~Carrie Bradshaw I watched the final episode of Sex and the City last night on TBS (didn’t see it on HBO, because we don’t have the channel). For the last few months, every Tuesday at work, while typing invoices and balancing spreadsheets, I’ve looked forward to my nightly hour and 15 minutes with Carrie, Miranda, Charlotte and Samantha.

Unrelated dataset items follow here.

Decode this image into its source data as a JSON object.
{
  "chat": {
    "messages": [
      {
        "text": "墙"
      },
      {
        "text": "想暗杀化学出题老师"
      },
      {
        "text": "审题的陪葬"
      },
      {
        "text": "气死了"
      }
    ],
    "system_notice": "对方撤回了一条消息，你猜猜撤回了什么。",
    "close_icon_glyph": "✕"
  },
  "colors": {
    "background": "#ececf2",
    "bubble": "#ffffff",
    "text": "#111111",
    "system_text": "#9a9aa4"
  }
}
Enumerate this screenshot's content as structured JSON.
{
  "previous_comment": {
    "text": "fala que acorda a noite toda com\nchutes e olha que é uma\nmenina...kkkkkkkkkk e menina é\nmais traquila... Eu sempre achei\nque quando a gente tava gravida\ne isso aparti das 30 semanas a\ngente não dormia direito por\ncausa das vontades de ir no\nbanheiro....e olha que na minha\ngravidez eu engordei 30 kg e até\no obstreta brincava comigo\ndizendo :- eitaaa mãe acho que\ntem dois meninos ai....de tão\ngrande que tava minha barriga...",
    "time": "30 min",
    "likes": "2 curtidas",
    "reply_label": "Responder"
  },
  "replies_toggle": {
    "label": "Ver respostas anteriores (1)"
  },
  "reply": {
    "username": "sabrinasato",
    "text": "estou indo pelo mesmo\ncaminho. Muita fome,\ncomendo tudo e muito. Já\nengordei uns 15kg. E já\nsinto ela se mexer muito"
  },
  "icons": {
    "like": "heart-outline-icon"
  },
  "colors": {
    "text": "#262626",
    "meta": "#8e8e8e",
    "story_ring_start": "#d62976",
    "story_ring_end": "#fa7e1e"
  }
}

Why did I love it so? Besides being witty and imaginative and shockingly honest, besides chronicling just about every romantic and sexual situation known to womankind, besides the engaging portrayal of four good friends, I loved it because it challenged me. Azar Nafisi writes in Reading Lolita:
I explained [to my class] that most great works of the imagination were meant to make you feel like a stranger in your own home. The best fiction always forced us to question what we took for granted. It questioned traditions and expectations when they seemed too immutable. I told my students I wanted them in their readings to consider in what ways these works unsettled them, made them a little uneasy, made them look around and consider the world, like Alice in Wonderland, through different eyes.
Sex and the City was definitely unsettling at times. But, it made me consider things like unconditional support, being true to oneself and, using Carrie's words, "real love—ridiculous, inconvenient, consuming, can't-live-without-each-other love." It also gave me an appreciation for Manolos. Not bad for a TV show.